Messaging with Matrix
Matthew is project lead and co-founder of Matrix - the open source project that aims to be the secure communication layer of the open Web. Matthew’s day job is CEO/CTO at Element, the company formed by the team who created Matrix in order to help fund their work on Matrix.

Laurens Hof

The Current State of the Fediverse
Laurens Hof is a writer and consultant who has been documenting what has been happening in the Fediverse over the last year and a half. With his newsletter at fediversereport.com he has build up extensive knowledge of the space of decentralised social networks. In his day job he is responsible for the communications for the EU funded NGI Fediversity project.

Quanyi Ma

Mega - Decentralized Open Source Collaboration for Source Code & LLM
Quanyi Ma is a seasoned technology expert with over 20 years of experience in Rust, operating systems, and cloud-native technologies. He holds the prestigious position of Director of Open Source Community Operations at Huawei Technologies Co., Ltd, where he plays a pivotal role in fostering a vibrant Rust open-source ecosystem and promoting collaboration within the tech community. In addition, Quanyi serves as an Open Source Project Mentor at the OpenAtom Foundation, an organization dedicated to advancing open-source innovation in China, and an Independent Director at the Web3 Infrastructure Foundation in Hong Kong, where he contributes his expertise to shape the future of decentralized infrastructure.

Yarmo Mackenbach

Using Cryptography to Decentralize Identity on the Fediverse
Yarmo is a FOSS advocate and currently a software engineer at the NLnet foundation. Previously, he created the Keyoxide project, an open source tool for privacy-friendly decentralized identity using cryptography, and did research in Neuroscience.

Steven Pemberton

The End of the Paper Internet
Steven Pemberton is a researcher at CWI, the Dutch national research centre for mathematics and computing science.

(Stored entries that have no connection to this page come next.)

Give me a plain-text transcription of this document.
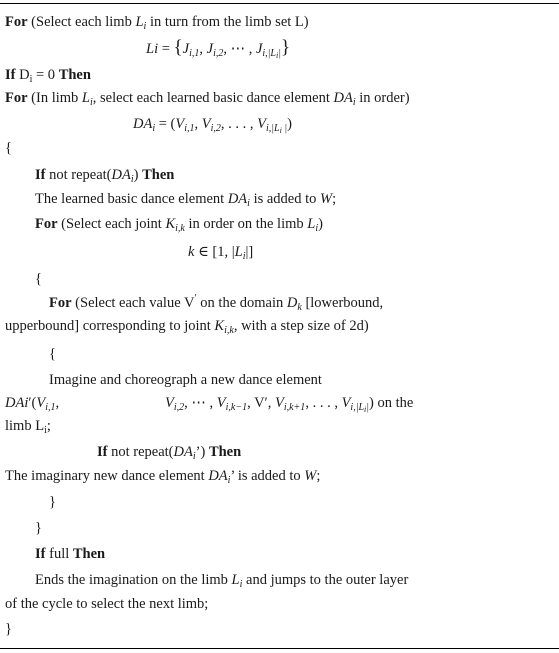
For (Select each limb $L_i$ in turn from the limb set L)
$Li = \{J_{i,1}$, $J_{i,2}$, ⋯ , $J_{i,|L_i|}$}
If $D_i = 0$ Then
For (In limb $L_i$, select each learned basic dance element $DA_i$ in order)
$DA_i = (V_{i,1}$, $V_{i,2}$, . . . , $V_{i,|L_i |}$)
{
If not $repeat(DA_i)$ Then
The learned basic dance element $DA_i$ is added to W;
For (Select each joint $K_{i,k}$ in order on the limb $L_i$)
k ∈ [1, $|L_i|$]
{
For (Select each value V′ on the domain $D_k$ [lowerbound,
upperbound] corresponding to joint $K_{i,k}$, with a step size of 2d)
{
Imagine and choreograph a new dance element
$DAi'(V_{i,1}$,	$V_{i,2}$, ⋯ , $V_{i,k-1}$, V′, $V_{i,k+1}$, . . . , $V_{i,|L_i|}$) on the
limb $L_i$;
If not $repeat(DA_i’)$ Then
The imaginary new dance element $DA_i$’ is added to W;
}
}
If full Then
Ends the imagination on the limb $L_i$ and jumps to the outer layer
of the cycle to select the next limb;
}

At university his tutor was Dick Grimsdale, who built the world's first transistorised computer and whose tutor was Alan Turing, making Pemberton a grand-tutee of Turing. Pemberton co-designed the programming language that Python was based on, he was the first user of the European open internet in 1988, he organised workshops at the very first Web Conference in 1994, and was involved with W3C from the very beginning, chairing the first workshop on stylesheets, chairing the HTML working group, co-designing CSS, HTML, XHTML, RDFa, XForms and several others. He currently chairs two groups at W3C, and is co-organiser of an annual conference on declarative technologies. He has received numerous awards and recognitions for his work, including the ACM SIGCHI Lifetime Practice Award in 2022. In 2023 he became an ACM Distinguished Speaker.

Manoj Radhakrishnan

Building the Linux for Payments - An Hourglass Approach
Manoj is the Head of Product and Founding Member at Hyperswitch - an open source initiative of Juspay Technologies, a global payments orchestrator processing 100 million transactions per day. As a payments and open source software enthusiast, he has experience working across technology and strategy consulting domains for 12+ years.

Marc Schoolderman

Do You Know Who Wrote Your Software?
Marc is a software engineer at Tweede golf, interested in reliable software engineering. He has lead the project team formed by Tweede golf and Ferrous Systems to re-implement the ubiquitous “sudo” and “su” commands in Rust, under the auspices of ISRG’s Prossimo Project. Before working at Tweede golf, he worked at the Digital Security department at Radboud University Nijmegen, researching the practical application of formal methods.